June jobless rate climbs to 7.4% despite addition of 210,800 jobs

June jobless rate climbs to 7.4% despite addition of 210,800 jobs


  • Unemployment rate surged by 7.4% due to an increase in the participation rate to 64% in June from 62.7% in May, as per ABS statistics.
  • Employers added about 210,800 roles between May and June as social distancing and business restrictions started to loosen up.
  • Jobs remained funded majorly by the Federal Government through its wage subsidy programs without, which effective unemployment rate would have reached 13.3%.
  • Major Australian banks like NAB, ANZ and WBC are expecting JobKeeper to phase out gradually, and a partial reduction in JobSeeker payments instead of entire elimination of the subsides in September.

Australian market slid into negative territory after opening the day at higher note, as investors absorbed data reflecting a higher jobless rate for June. The benchmark index S&P/ASX200 was down by 0.69%, and settled at 6010.90 points, on 16 July after recording a high of 6078 points during the trading session.

Unemployment numbers jumped to 7.4% in June

The unemployment rate rose from 7.1% to 7.4% (seasonally adjusted) in June despite the addition of about 211k jobs as more people entered the labour force, as per the latest figures released by Australian Bureau of Statistics (ABS).

Though the country recorded its biggest monthly job gain in June due to reopening of the economy after COVID-19 induced lockdown in place, an upsurge in several unemployed people looking for work forced unemployment rate to shoot up.         

Bjorn Jarvis, head of Labour Statistics at ABS stated that an extra 280k people were added to the workforce due to relaxation of coronavirus restrictions in June, with more people employed and more people actively looking for work. He said that about 24% of the decline in employment numbers by May was recovered in June.

Employment rose by better than expected numbers of 210,800 people between May to June (addition of more than double estimates) after May's job losses were revised upwards by about 40k to 264,100.

Some highlights of key figures are as follows:

  • About 249k part-time jobs were created in June, compensating for the loss of more than 38k full-time positions increasing employment.
  • Underemployment and underutilisation rate decreased to 11.7% and 19.1%, falling by 1.4% and 1% respectively. 
  • Hours worked rose 4% in June but stayed 6.8% lower than March.
  • The number of hours worked increased more for females by 5% than males (+3.3%).
  • The participation rate rose from 62.7% in May to 64% in June.



Source: ABS

The surge in hiring with the reopening of economy might be reversed as Melbourne undergoes a second lockdown for 6 weeks period amid continuous spurt in new cases. Moreover, Victoria state reported 317 new cases on 15 July.
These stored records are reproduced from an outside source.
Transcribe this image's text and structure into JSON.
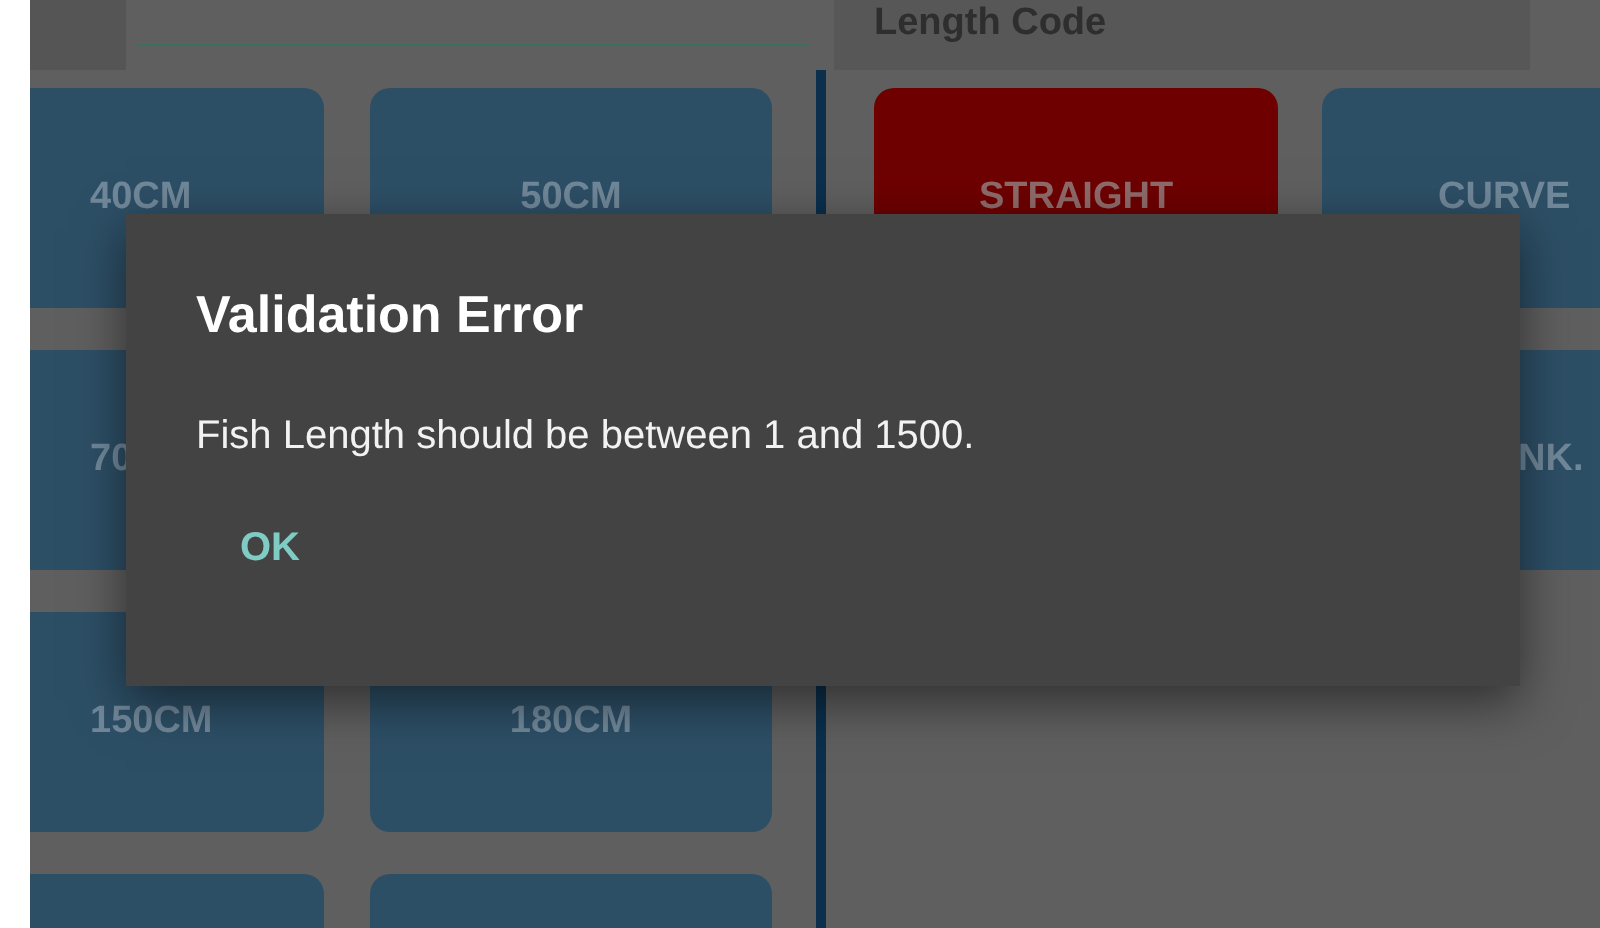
{
  "length_buttons": [
    "40CM",
    "50CM",
    "70",
    "150CM",
    "180CM"
  ],
  "length_code": {
    "title": "Length Code",
    "options": [
      {
        "label": "STRAIGHT",
        "selected": true
      },
      {
        "label": "CURVE",
        "selected": false
      },
      {
        "label": "NK.",
        "selected": false
      }
    ]
  },
  "dialog": {
    "title": "Validation Error",
    "message": "Fish Length should be between 1 and 1500.",
    "buttons": [
      "OK"
    ]
  }
}
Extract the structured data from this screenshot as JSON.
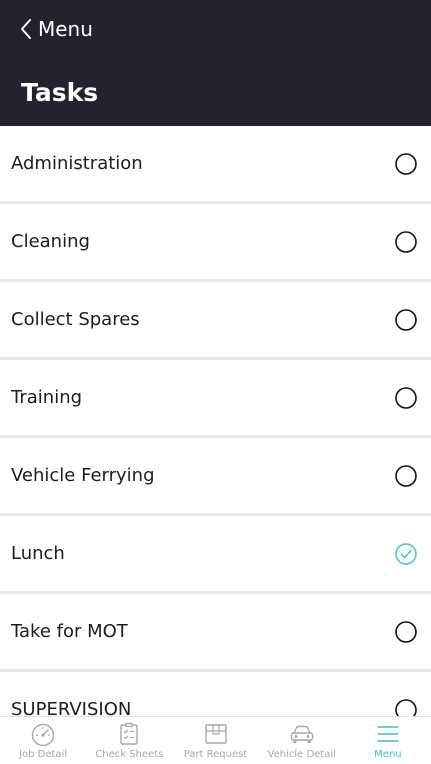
{
  "header": {
    "back_label": "Menu",
    "title": "Tasks",
    "background": "#23232f"
  },
  "tasks": [
    {
      "label": "Administration",
      "selected": false
    },
    {
      "label": "Cleaning",
      "selected": false
    },
    {
      "label": "Collect Spares",
      "selected": false
    },
    {
      "label": "Training",
      "selected": false
    },
    {
      "label": "Vehicle Ferrying",
      "selected": false
    },
    {
      "label": "Lunch",
      "selected": true
    },
    {
      "label": "Take for MOT",
      "selected": false
    },
    {
      "label": "SUPERVISION",
      "selected": false
    }
  ],
  "tabbar": {
    "active_color": "#3fc4b8",
    "inactive_color": "#a8a8a8",
    "tabs": [
      {
        "label": "Job Detail",
        "icon": "speedometer-icon",
        "active": false
      },
      {
        "label": "Check Sheets",
        "icon": "clipboard-checklist-icon",
        "active": false
      },
      {
        "label": "Part Request",
        "icon": "package-box-icon",
        "active": false
      },
      {
        "label": "Vehicle Detail",
        "icon": "car-icon",
        "active": false
      },
      {
        "label": "Menu",
        "icon": "hamburger-menu-icon",
        "active": true
      }
    ]
  }
}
States and Territory Estimations

Unemployment rates rose for most of the states barring Queensland and the Northern Territory, where they decreased to 7.7% and 5.7%, falling by 0.1 points and 1.8 points, respectively. The most significant rise in unemployment numbers was recorded in South Australia and Western Australia of 8.8% and 8.7%, respectively.

Source: ABS

However, all states recorded an increase in employment figures and participation rates except Northern Territory, which witnessed a small decrease. The biggest rise in employment was registered in New South Wales, Queensland, and Victoria.

Major Banks forecasts of unemployment and subsidies ahead

The jobs market has largely stayed funded by the Federal Government's JobKeeper and JobSeeker programs. Lately, Josh Frydenberg, Treasurer had stated that an effective rate of unemployment rate would have peaked to nearly 13.3% without the wage subsidy programs in place.

The effective rate includes people who have withdrawn from workforce and those who are working 0 hours.

Alan Oster, a National Australia Bank economist, has recently forecasted a lower peak jobless rate to touch above 8% in 2020, but would be near 7% by late 2021. He also expects that JobKeeper would phase out gradually, and JobSeeker payments would not be fully scaled back to newstart levels.

Australia and New Zealand Banking Group has forecasted the unemployment rate to rise to 7.5% by Q4 even if employment rises and anticipates jobless rate to remain at a high point of 6% until well into 2021.

Westpac made a forecast of fall in employment numbers by 30,000 with a marginal effect on participation rate as major correction in hospitality, retail and services employment had already occurred. With anticipation of participation rate to be at 62.8% in June, Westpac predicted an unemployment rate of 7.3% for June.

Fiscal support is scheduled to be terminated in September. Bill Evans, Chief Economist, Westpac has also predicted a partial extension of JobKeeper for about a third of the present 3.3 million beneficiaries and a drop in JobSeeker payments of about $300 in contrast to the present rate of $500 cut.

Prime Minister Scott Morrison has admitted that the actual situation is much graver and expects next month's figures to reflect the impact of the second lockdown in Victoria. However, he expects total number of jobs to increase, as more and more states and territories have reopened now.

Some setbacks in unemployment numbers might be witnessed next month due to rise in fears of the second wave amid Victoria’s second round of lockdown.